It immediately becomes apparent when one sits down to have a conversation with Robert Carl Cohen that he loves to tell a good story. And why not? He’s got a lot of them.

Cohen, 92, is the filmmaker behind “Mondo Hollywood,” a 1967 documentary that has become an underground cult classic, giving screen time to the city as well as to a bevy of colorful characters who lived in Hollywood seeking fame and fortune — and some who already had it. Variety called it “a flippy, trippy, psychedelic guide to Hollywood.”

“I was trying to convey that Hollywood is a state of mind,” said Cohen, who earned his bachelor’s in art and his master’s in theater arts at UCLA in the early 1950s. “Hollywood has been called the dream factory, but you can’t have dreams without nightmares.”

Before he was traveling the streets of Los Angeles filming unconventional personalities, Cohen was traveling the world in the first decade of the Cold War, filming as an NBC News special correspondent in China and as an independent documentary producer in both East Germany and Cuba — exciting but risky endeavors at the time.

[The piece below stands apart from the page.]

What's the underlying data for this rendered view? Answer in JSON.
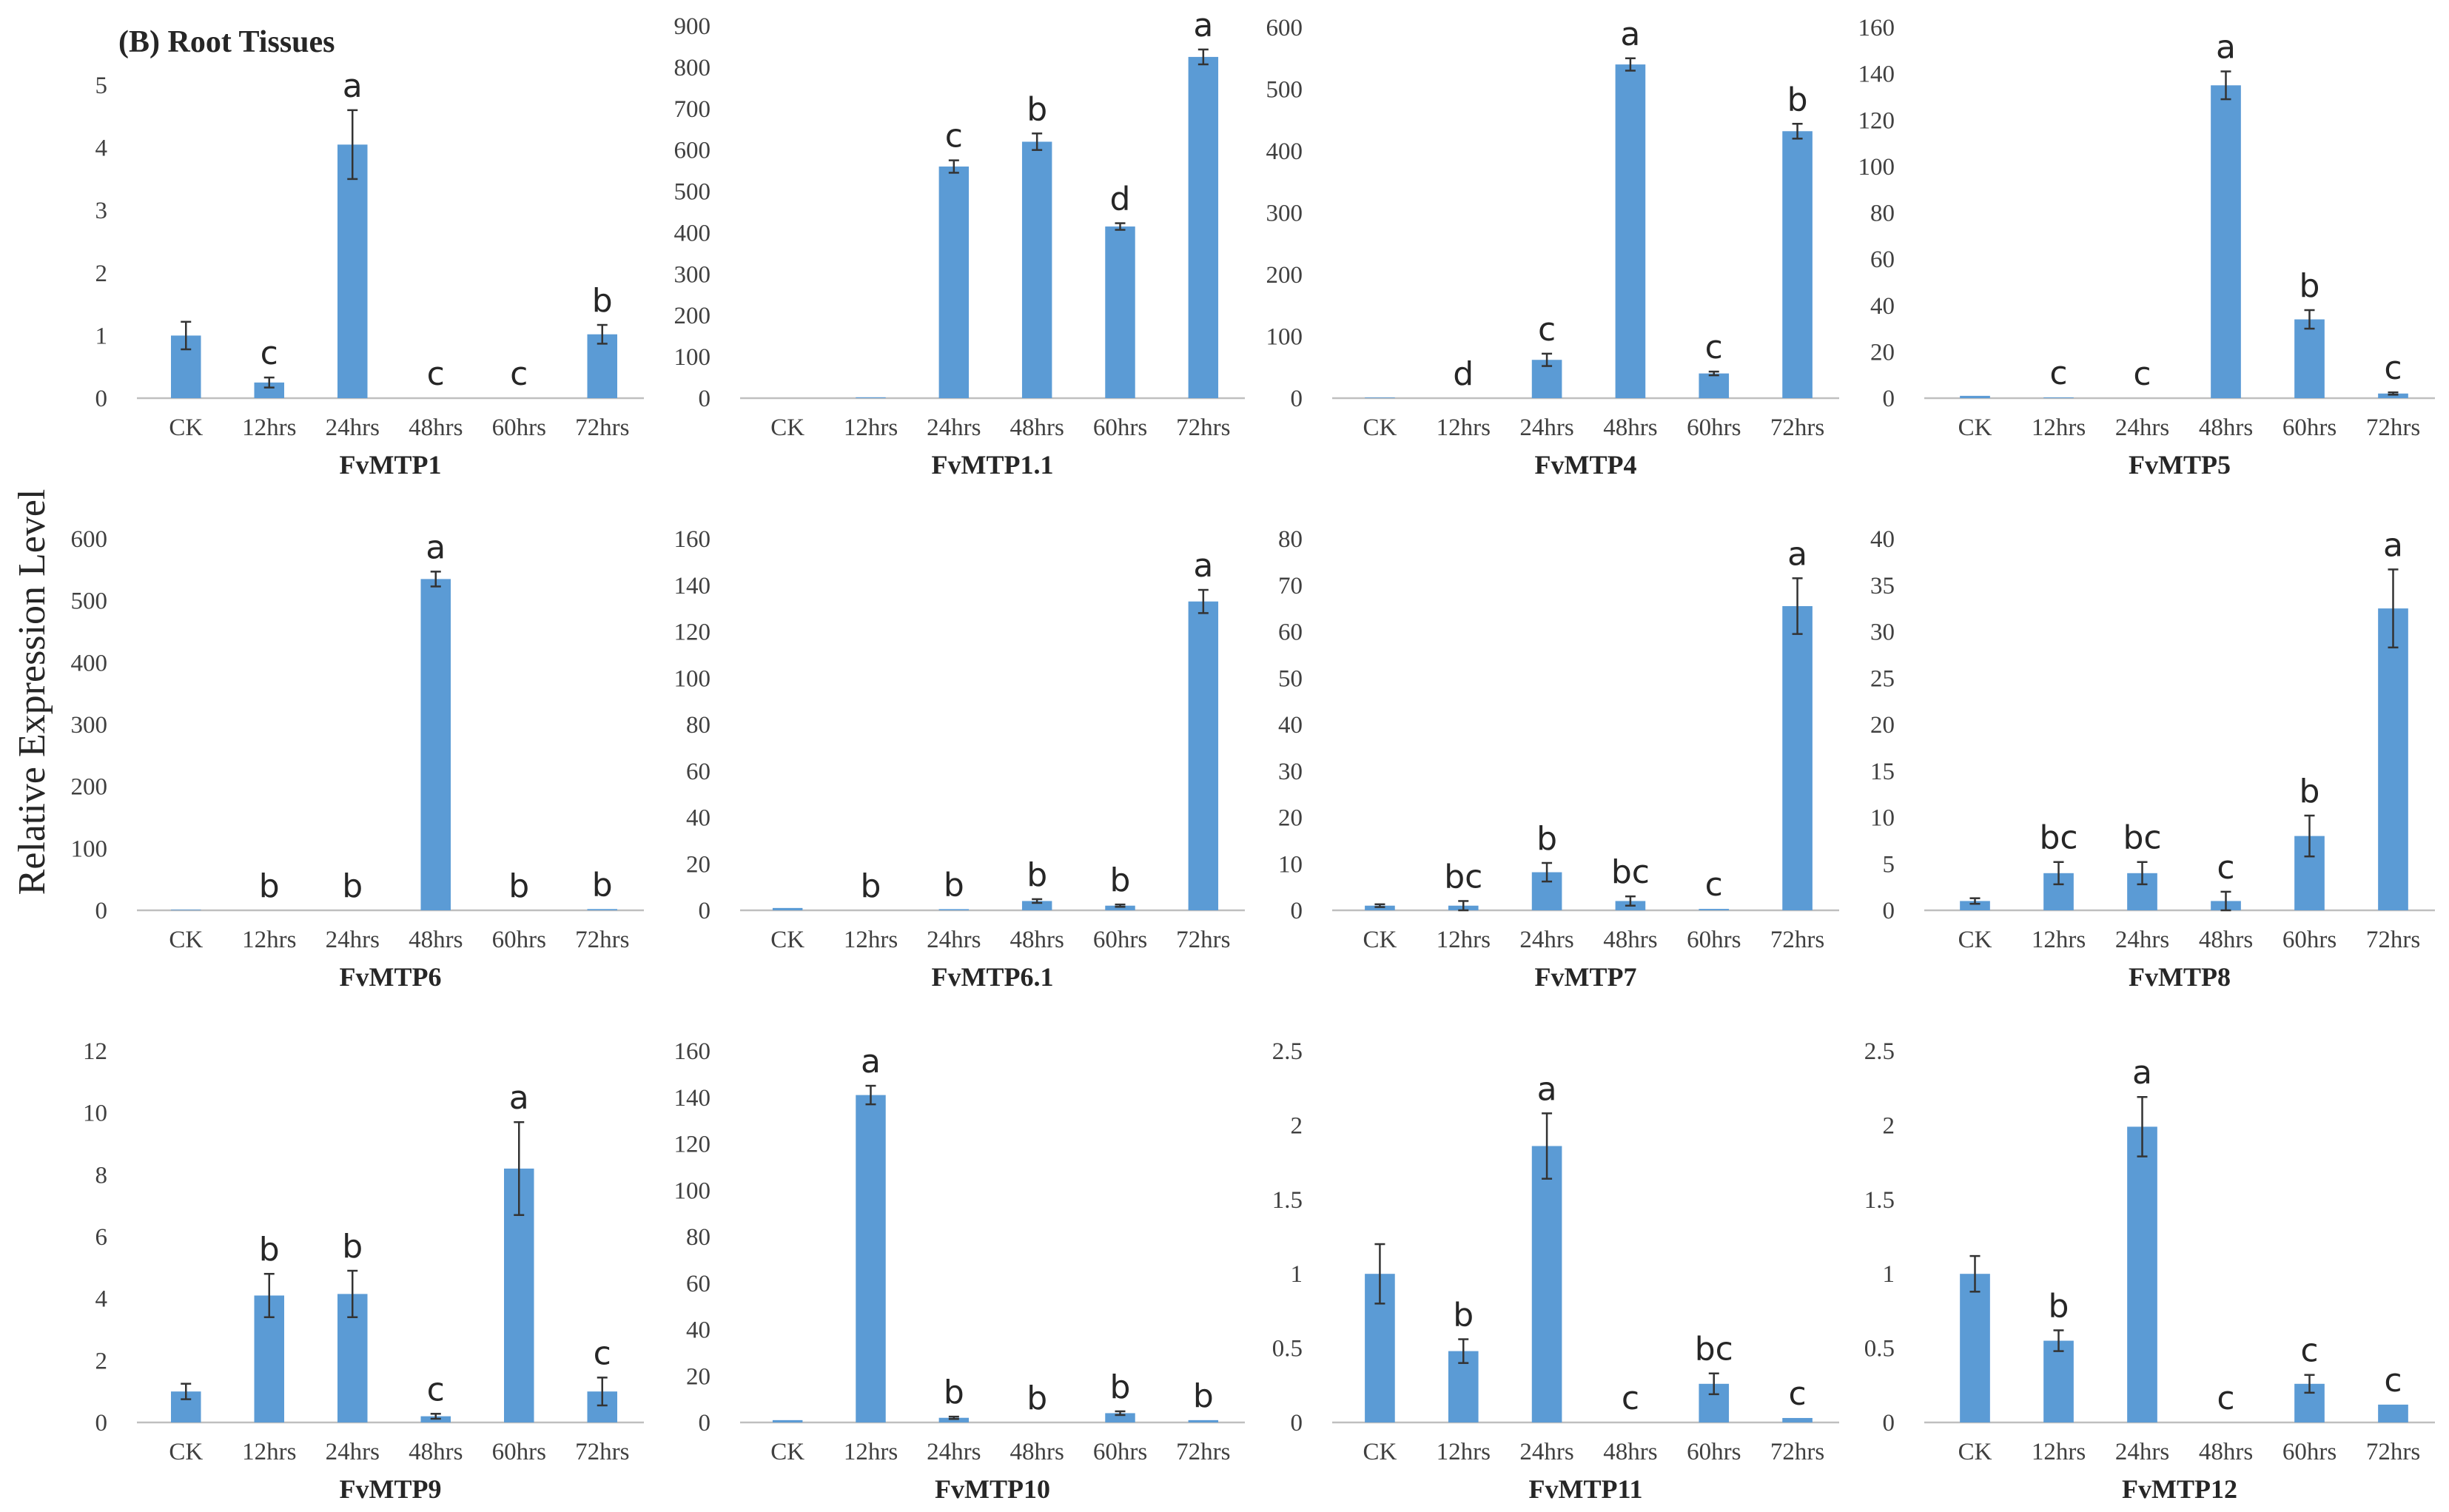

From these experiences, he subsequently created his own documentaries that showcased both ordinary citizens and political leaders alike, giving Western audiences newfound insight into countries that were separated by political ideologies from the rest of the world. He also amassed a trove of amusing stories that run from his work with Romanian black marketeers to his confrontation with Che Guevara, who was flirting with Cohen’s wife.

“My political motivation [in my work] was that the world shouldn’t go up in a big boom,” said Cohen, who was honored by UCLA’s Film & Television Archive last week with a retrospective of four of his films. “I was definitely trying to make a statement that people can understand: It’s not necessary to have World War III. My basic motivation is to have a good time.”